Throughout her outstanding career in track and field, Maynard has managed several national teams since 1974, including teams to the Olympic Games, Pan Am Games, World Championships, CAC Championships and was also Barbados’ chef de mission at the 1992 Olympics, the 1994 Commonwealth Games and three Pan Am Games.

She said that through the years there had been some challenges concerning finances and their distribution in the schools, but she has always sought to assist with the solution of those problems, dedicating her time to raising funds and pledges to continue to help in any way she can.

Along with technical directing she hones the skill of jewellery making, craft, sewing and crochet and currently conducts a stall in Brighton, St George.

Becoming skilled in beading in 2006, she created a necklace which has been adopted by the women in sport throughout the North America Central America and Caribbean (NACAC) region.
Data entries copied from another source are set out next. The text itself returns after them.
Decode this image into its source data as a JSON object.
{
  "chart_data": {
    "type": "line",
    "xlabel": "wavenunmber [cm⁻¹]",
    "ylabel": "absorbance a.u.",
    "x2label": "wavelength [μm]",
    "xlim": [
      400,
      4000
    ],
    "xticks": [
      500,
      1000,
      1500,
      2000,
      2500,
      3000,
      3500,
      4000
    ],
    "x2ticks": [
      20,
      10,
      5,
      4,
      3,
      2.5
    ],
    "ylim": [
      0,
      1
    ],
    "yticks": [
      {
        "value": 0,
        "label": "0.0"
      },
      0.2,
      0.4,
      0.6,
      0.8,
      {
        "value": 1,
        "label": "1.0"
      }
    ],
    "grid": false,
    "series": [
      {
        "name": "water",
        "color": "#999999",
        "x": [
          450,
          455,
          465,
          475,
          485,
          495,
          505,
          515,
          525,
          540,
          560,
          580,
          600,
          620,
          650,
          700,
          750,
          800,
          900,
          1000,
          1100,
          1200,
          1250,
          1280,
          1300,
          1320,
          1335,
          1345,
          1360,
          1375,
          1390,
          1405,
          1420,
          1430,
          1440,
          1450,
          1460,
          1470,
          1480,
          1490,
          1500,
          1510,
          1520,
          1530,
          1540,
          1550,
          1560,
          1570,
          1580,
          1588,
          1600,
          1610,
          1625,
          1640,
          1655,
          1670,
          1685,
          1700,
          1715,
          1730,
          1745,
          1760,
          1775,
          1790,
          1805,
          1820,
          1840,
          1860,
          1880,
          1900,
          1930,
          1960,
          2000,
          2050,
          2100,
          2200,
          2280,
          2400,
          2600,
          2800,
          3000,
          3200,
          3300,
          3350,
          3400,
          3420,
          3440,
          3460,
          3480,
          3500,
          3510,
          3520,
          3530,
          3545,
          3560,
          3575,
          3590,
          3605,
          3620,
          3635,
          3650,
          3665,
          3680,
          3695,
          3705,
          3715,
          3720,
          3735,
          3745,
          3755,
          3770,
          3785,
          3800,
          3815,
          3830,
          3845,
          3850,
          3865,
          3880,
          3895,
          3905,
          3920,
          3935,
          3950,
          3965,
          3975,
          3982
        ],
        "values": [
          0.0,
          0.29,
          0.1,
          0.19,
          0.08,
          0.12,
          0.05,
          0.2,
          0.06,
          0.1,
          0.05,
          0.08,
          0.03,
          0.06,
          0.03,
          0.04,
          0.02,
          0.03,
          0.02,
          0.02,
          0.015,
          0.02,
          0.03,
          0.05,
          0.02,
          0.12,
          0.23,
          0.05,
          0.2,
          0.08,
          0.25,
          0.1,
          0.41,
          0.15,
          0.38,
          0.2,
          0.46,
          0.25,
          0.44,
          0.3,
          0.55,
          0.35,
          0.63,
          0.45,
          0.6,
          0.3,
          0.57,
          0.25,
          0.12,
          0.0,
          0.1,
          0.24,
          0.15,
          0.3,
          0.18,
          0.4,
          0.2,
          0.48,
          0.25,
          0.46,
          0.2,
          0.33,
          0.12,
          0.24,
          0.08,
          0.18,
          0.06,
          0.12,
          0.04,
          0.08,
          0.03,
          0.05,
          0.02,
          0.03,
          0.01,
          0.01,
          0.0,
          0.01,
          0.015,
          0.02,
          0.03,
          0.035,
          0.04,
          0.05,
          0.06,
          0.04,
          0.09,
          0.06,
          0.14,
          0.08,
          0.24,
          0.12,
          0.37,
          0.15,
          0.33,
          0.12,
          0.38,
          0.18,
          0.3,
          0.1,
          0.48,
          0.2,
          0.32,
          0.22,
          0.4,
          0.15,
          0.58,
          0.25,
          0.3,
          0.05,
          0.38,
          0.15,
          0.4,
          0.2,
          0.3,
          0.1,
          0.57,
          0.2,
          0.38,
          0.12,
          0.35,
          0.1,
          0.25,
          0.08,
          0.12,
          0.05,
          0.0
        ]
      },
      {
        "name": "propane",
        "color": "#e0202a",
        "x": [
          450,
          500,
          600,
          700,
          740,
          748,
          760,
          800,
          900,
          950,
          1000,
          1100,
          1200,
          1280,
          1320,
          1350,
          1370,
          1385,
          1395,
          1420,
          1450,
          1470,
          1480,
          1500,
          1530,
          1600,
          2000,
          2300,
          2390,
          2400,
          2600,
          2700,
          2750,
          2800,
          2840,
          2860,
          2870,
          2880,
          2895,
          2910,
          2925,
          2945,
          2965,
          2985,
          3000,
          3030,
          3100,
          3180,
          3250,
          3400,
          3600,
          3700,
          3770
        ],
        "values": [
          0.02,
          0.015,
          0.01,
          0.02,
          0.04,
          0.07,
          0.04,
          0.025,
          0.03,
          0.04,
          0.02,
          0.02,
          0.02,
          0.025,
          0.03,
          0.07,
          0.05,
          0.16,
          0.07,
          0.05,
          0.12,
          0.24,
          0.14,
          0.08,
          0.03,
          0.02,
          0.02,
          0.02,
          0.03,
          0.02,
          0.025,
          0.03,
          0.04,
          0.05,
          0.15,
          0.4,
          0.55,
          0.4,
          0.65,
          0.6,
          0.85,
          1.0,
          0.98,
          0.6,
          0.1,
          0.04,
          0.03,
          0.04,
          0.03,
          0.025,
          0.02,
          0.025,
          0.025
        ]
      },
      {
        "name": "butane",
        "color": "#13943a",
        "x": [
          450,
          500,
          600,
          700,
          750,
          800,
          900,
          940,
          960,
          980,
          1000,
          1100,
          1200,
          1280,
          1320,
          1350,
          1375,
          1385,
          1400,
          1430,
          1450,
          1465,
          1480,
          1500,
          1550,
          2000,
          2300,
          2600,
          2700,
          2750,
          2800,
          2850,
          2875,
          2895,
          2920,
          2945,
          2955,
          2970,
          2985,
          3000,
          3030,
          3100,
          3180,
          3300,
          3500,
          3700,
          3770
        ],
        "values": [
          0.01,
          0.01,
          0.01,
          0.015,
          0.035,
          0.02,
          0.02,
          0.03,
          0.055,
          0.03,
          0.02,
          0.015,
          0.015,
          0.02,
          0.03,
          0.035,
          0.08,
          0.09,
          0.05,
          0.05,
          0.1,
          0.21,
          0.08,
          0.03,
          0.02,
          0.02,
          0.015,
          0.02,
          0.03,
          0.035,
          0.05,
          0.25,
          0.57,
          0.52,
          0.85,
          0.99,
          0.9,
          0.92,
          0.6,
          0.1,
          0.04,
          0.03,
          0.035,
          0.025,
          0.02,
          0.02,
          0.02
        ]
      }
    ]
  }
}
“The ball is a special piece which comes in all kinds – pearls, semi-precious, mixed colours and plain. We say we are the women in sport with balls. The symbol signifies strength and unity,” she revealed.

And for Maynard, that strength and future in track and field in the island are built on what happens at the primary level. She said athletes often went on, but the challenge came in the area of funding.

“When they leave the collegiate level . . . it is an expensive one to make sure the resources are put behind the potential. It’s a challenge having to choose which to support. We, as an association, have been working on it steadily . . . . Everything must work together if we are to achieve,” she said.